René Hardy, décembre 2015
Pour qui connaît un tant soit peu l’histoire des Amérindiens de la Mauricie, cette photo de jeunes autochtones d’Opitciwan qui s’amusent au souque à la corde traduit bien l’immensité du chemin parcouru en un siècle par la nation Atikamekw.
Ils sont aujourd’hui près de 6 000 individus répartis en trois villages, Manawan (2 100), Wemotaci (1 300) et Opitciwan (2 400), alors qu’au début du 20e siècle, les trois bandes réunies n’en comptaient pas plus de 500. Le père oblat Joseph-Étienne Guinard, qui les défendait auprès des gouvernements quasi indifférents à leur sort, appréhendait même leur extinction tant la mortalité décimait les enfants et les jeunes adultes. La précarité de l’existence de ces populations de nomades provenait en grande partie de l’épuisement des ressources fauniques sur leur territoire traditionnel où l’exploitation forestière se faisait plus intense et où la construction ferroviaire rendait possible l’implantation de nombreux clubs de chasse et de pêche.
Pour pallier ces difficultés, le gouvernement créa les Réserves de Wemotaci en 1895 et Manawan en 1906, assises territoriales de leur village en devenir. Cependant ces villages tardèrent à naître car les Atikamekws restaient attachés au nomadisme, érigeant leur tente en période estivale autour du poste de traite et de la chapelle pour regagner à l’automne leur territoire de chasse. Ces villages de tentes se transformèrent au cours des années 1920 en véritables petits villages d’habitations de bois dans lesquelles un certain confort et la salubrité contribuèrent à améliorer leur bilan de santé.

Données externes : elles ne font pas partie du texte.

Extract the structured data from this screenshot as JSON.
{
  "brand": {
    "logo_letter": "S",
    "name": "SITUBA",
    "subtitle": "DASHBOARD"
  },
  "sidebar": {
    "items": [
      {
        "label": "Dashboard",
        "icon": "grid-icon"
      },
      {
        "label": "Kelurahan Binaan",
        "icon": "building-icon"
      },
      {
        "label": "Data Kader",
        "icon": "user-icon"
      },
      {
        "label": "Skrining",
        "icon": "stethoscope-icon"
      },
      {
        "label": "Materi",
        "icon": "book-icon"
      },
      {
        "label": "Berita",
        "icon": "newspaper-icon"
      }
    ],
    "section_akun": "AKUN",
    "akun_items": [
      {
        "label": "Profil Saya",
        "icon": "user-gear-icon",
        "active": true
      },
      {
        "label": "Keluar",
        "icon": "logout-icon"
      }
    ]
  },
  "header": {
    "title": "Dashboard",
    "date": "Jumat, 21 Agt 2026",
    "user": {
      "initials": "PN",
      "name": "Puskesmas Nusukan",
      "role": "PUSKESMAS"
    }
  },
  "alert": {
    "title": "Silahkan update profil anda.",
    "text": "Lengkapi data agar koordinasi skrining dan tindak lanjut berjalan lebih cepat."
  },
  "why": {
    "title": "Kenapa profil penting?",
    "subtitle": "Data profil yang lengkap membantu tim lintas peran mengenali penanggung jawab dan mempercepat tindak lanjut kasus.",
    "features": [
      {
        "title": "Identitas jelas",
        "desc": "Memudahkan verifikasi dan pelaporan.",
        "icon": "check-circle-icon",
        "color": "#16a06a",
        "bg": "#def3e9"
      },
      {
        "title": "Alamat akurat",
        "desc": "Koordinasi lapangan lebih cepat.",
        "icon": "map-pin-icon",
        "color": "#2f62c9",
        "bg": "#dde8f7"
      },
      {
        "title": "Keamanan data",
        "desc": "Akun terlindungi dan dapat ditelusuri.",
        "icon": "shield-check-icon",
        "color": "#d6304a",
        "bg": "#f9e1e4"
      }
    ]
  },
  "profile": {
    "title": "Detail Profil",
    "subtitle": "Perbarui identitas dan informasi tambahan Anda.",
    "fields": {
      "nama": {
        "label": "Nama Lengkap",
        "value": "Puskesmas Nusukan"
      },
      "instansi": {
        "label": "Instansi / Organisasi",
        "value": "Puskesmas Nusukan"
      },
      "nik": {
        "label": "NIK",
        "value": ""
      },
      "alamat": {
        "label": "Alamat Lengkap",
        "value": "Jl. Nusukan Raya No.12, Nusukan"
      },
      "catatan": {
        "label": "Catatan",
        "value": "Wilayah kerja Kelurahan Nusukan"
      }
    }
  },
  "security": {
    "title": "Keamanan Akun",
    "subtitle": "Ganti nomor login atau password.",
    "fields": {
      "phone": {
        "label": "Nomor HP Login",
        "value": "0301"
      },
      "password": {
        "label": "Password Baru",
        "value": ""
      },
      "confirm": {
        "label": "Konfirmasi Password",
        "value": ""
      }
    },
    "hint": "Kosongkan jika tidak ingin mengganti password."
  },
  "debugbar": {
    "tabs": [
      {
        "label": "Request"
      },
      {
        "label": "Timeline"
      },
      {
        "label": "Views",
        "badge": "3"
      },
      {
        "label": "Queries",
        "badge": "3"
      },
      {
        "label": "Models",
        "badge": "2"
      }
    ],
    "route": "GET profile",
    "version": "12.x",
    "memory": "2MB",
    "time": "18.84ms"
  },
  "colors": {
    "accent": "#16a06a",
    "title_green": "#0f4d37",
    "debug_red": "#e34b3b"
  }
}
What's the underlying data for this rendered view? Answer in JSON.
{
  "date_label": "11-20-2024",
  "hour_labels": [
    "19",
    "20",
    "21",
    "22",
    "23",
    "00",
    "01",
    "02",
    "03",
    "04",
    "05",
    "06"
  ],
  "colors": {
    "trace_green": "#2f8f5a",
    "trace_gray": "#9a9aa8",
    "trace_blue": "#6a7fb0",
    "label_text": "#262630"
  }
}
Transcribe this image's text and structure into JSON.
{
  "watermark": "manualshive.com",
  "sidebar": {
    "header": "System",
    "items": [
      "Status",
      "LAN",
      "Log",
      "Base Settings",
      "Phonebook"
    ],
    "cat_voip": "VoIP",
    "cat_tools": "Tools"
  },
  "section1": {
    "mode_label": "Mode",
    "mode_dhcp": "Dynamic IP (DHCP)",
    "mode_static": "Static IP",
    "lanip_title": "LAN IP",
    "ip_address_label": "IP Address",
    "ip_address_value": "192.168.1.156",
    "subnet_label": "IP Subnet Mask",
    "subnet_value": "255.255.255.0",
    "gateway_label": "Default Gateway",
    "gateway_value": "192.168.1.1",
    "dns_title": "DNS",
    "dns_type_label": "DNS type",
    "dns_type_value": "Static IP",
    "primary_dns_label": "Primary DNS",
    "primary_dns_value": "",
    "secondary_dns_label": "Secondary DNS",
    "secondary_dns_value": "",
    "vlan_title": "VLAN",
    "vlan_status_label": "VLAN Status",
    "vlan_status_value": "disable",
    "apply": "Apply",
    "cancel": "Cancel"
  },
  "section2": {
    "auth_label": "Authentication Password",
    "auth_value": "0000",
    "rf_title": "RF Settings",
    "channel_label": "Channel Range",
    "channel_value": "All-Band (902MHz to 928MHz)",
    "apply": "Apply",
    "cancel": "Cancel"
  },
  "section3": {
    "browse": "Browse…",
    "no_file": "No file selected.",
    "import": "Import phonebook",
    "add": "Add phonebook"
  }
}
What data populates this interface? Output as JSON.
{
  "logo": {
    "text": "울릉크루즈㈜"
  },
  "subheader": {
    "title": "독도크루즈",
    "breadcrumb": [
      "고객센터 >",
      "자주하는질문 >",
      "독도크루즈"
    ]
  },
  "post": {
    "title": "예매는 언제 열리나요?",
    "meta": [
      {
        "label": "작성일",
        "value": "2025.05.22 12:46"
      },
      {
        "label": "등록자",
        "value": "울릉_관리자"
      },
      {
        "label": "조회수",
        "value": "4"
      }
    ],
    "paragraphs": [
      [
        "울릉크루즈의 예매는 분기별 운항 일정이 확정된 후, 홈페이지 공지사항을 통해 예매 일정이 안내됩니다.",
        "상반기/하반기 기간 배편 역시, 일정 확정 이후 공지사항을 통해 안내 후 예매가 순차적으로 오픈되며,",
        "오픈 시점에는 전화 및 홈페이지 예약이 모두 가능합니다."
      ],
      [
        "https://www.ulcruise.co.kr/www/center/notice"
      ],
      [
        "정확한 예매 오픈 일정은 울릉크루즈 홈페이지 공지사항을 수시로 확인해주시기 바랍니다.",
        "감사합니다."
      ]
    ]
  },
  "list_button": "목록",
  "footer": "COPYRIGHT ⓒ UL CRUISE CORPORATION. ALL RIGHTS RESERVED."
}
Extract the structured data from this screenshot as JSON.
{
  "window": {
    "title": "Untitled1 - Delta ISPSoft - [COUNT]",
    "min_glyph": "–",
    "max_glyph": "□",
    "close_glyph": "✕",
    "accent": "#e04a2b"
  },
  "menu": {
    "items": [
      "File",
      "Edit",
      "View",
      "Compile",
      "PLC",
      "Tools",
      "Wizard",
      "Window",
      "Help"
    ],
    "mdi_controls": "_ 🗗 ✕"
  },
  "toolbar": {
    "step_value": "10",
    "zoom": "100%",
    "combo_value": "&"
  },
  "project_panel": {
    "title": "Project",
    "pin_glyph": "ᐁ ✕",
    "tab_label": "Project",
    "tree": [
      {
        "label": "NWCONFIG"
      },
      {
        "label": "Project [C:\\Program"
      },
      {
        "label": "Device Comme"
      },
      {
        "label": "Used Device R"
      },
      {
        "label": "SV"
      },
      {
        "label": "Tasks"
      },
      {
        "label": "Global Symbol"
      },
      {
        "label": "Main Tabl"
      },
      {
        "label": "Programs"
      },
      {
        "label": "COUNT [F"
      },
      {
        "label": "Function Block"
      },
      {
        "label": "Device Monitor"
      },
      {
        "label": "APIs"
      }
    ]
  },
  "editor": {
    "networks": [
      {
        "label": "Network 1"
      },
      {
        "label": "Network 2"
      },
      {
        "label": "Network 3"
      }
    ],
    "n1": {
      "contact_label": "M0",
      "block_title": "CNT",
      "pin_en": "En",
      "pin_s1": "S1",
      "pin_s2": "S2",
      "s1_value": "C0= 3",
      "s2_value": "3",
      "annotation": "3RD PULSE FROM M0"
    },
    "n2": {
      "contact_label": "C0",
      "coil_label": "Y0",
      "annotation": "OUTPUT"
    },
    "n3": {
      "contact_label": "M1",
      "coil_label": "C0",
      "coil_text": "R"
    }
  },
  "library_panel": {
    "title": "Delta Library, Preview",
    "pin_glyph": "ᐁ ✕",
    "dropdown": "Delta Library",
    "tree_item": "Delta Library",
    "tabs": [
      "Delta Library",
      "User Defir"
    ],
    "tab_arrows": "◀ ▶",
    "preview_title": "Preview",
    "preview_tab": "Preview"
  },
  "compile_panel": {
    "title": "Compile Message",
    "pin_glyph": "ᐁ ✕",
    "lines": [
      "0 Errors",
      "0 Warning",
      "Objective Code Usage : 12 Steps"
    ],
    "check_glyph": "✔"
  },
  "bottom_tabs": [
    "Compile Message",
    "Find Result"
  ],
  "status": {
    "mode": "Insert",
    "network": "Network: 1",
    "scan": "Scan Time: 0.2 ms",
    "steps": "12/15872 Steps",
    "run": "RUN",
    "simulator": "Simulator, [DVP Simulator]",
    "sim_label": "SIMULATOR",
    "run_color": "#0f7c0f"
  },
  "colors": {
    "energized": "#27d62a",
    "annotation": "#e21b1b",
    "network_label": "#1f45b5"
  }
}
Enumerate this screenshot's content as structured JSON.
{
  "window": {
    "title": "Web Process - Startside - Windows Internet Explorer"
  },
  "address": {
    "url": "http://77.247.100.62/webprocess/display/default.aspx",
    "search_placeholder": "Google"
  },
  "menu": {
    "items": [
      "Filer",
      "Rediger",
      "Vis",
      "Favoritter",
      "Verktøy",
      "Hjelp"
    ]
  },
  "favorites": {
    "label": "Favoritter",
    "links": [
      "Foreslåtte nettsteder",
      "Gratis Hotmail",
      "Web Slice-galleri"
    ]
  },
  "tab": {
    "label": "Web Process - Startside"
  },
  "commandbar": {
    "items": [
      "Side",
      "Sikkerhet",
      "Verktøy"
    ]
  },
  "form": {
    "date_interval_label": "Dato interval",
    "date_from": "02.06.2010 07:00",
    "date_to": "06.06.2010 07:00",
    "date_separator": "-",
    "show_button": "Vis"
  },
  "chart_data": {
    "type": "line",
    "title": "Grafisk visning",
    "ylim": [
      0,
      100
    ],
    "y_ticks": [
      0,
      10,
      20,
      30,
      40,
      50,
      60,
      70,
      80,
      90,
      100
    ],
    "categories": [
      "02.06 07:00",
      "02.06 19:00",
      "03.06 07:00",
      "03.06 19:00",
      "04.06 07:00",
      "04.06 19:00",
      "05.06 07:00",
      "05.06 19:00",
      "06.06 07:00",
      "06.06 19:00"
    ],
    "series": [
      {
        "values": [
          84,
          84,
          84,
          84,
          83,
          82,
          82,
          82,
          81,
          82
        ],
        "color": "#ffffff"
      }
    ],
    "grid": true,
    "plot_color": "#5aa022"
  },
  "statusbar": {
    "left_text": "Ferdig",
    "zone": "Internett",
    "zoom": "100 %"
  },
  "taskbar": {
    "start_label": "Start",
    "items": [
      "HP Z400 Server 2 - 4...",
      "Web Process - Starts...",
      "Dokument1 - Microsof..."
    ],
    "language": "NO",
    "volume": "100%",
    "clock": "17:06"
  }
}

Pendant ces décennies de revendications le plus souvent faites par des intermédiaires Blancs, dont le missionnaire Guinard, les Atikamekws se butèrent à l’incompréhension gouvernementale de leurs besoins essentiels sur leur territoire ancestral envahi. L’exemple du barrage Gouin, terminé en 1917, illustre l’absence de considération à leur égard, à la limite du mépris. La montée des eaux fit disparaître le territoire de chasse de la bande d’Opitciwan et inonda la chapelle et le village. Malgré les promesses de leur donner un territoire de chasse et de reconstruire le village l’été suivant, ils durent multiplier les pressions et attendre cinq ans les matériaux et l’aide technique pour se loger dans des habitations qu’ils construisirent eux-mêmes sous la supervision d’instructeurs payés par le gouvernement. Quant au territoire de chasse, il ne leur fut accordé que 25 ans plus tard avec la création de la réserve d’Opitciwan en 1950.
Aujourd’hui les Atikamekws sont reconnus comme une des 11 nations amérindiennes vivant au Québec. Ils se sont dotés d’un gouvernement, le Conseil de la nation, qui a « déclaré unilatéralement sa souveraineté » et veut dorénavant négocier d’égal à égal sans devoir compter sur notre bonne volonté pour s’affirmer et grandir. Forts d’une population très jeune, plus éduquée et bien ancrée autant dans la culture québécoise que dans la leur transmise par une parfaite connaissance de la langue maternelle enseignée à l’école, ils peuvent affronter les nouveaux défis avec un certain optimisme, conscients cependant que le plus grand et le plus difficile sera de faire une place à cette jeunesse scolarisée qui de plus en plus aspire à des fonctions et à des positions qu’elle devra occuper en dehors du système des Réserves, si celui-ci doit durer.